CHICAGO — A Chicago federal judge has denied Citibank’s motion to compel arbitration in a lawsuit against it by two former employees.
After considering the motion, District Judge Matthew F. Kennelly determined on Sept. 20 the federal Consumer Financial Protection Act (CFPA) makes the parties’ arbitration agreement unenforceable, and therefore, the case must continue in the courts.
The suit was filed by Tomasz Lysik and Monika Ruzik-Klatka after the pair were terminated from their positions with Citibank in 2015.
They allege bank employees were expected to give customers accounts they didn’t want and impose hidden fees. Both plaintiffs claim that, after they spoke to their supervisors about their issues with these practices, they were told not to bring it up again and were later harassed.
According to Kennelly’s opinion, Lysik and Ruzik-Klatka filed an official complaint with the Occupational Safety and Health Administration (OSHA) in May 2014. They claim they were then confronted by their supervisors. Less than a year later, both were terminated from their positions with Citibank.
Citibank filed a motion to dismiss the claims against it, arguing both former employees had signed an employee handbook that required any employment-related disputes between employees and Citibank to be brought before an arbitrator. While the plaintiffs did not dispute they had signed that arbitration agreement, they argued the provision is unenforceable because the CFPA prohibits any claims that fall under its statute to be subjected to arbitration.
Citibank’s argument largely revolved around retroactive application of the CFPA. The plaintiffs had signed employee handbooks in 2006, 2009, 2011 and 2013. Therefore, Citibank claimed the arbitration agreement predates the effective date of the CFPA, and “the statute does not expressly provide for retroactive application and applying it to bar the pre-existing arbitration requirement would improperly impose a ‘retroactive consequence… affecting substantive rights, liabilities or duties,’” according to Kennelly’s opinion.

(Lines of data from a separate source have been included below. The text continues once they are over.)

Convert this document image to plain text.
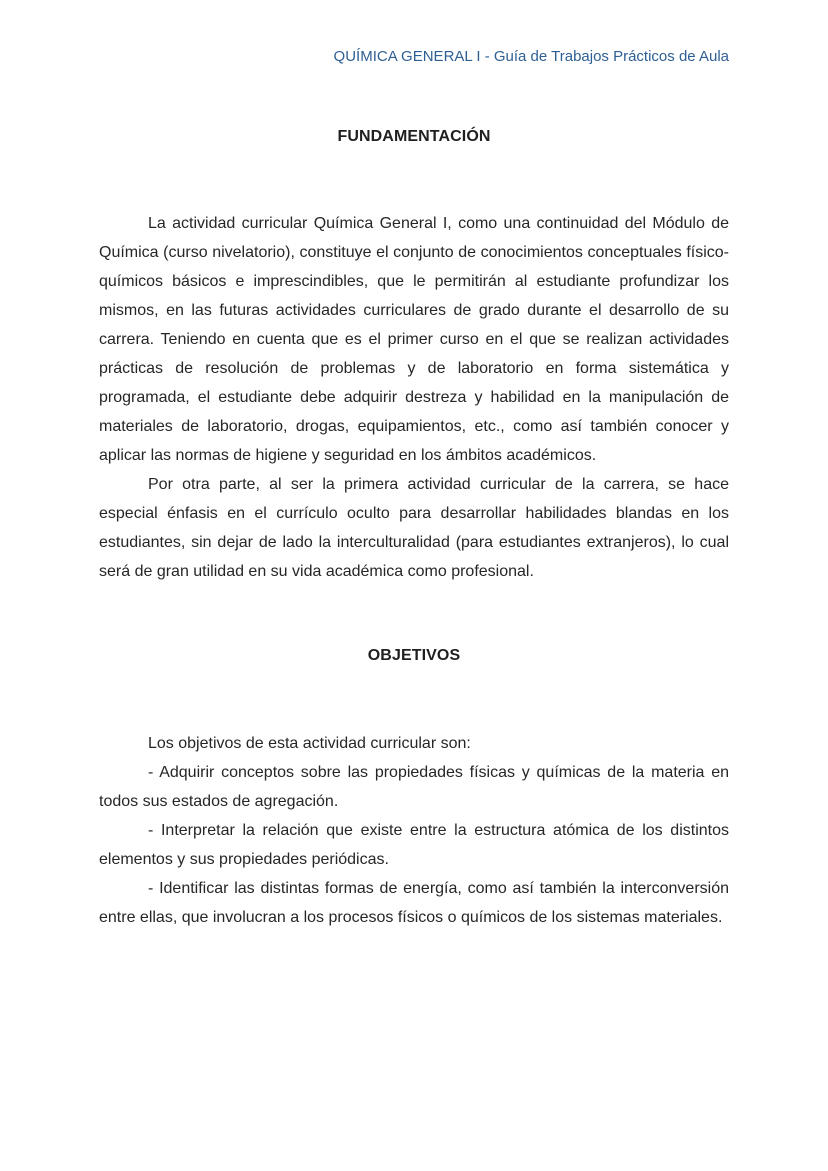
QUÍMICA GENERAL I - Guía de Trabajos Prácticos de Aula
FUNDAMENTACIÓN

La actividad curricular Química General I, como una continuidad del Módulo de Química (curso nivelatorio), constituye el conjunto de conocimientos conceptuales físico-químicos básicos e imprescindibles, que le permitirán al estudiante profundizar los mismos, en las futuras actividades curriculares de grado durante el desarrollo de su carrera. Teniendo en cuenta que es el primer curso en el que se realizan actividades prácticas de resolución de problemas y de laboratorio en forma sistemática y programada, el estudiante debe adquirir destreza y habilidad en la manipulación de materiales de laboratorio, drogas, equipamientos, etc., como así también conocer y aplicar las normas de higiene y seguridad en los ámbitos académicos.

Por otra parte, al ser la primera actividad curricular de la carrera, se hace especial énfasis en el currículo oculto para desarrollar habilidades blandas en los estudiantes, sin dejar de lado la interculturalidad (para estudiantes extranjeros), lo cual será de gran utilidad en su vida académica como profesional.

OBJETIVOS

Los objetivos de esta actividad curricular son:

- Adquirir conceptos sobre las propiedades físicas y químicas de la materia en todos sus estados de agregación.

- Interpretar la relación que existe entre la estructura atómica de los distintos elementos y sus propiedades periódicas.

- Identificar las distintas formas de energía, como así también la interconversión entre ellas, que involucran a los procesos físicos o químicos de los sistemas materiales.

The court, however, found retroactivity is not relevant here, as the 2013 handbook stated its contents supersede any prior handbook an employee may have signed.
“Because the 2013 handbook superseded the earlier versions that predated the CFPA, application of the statute’s arbitration prohibition does not raise a retroactivity issue,” Kennelly said.
Citibank was represented in the action by Morgan Lewis & Bockius, LLP, of Chicago and New York.
The plaintiffs are represented by attorneys with the firm of Caffarelli & Associates Ltd., of Chicago.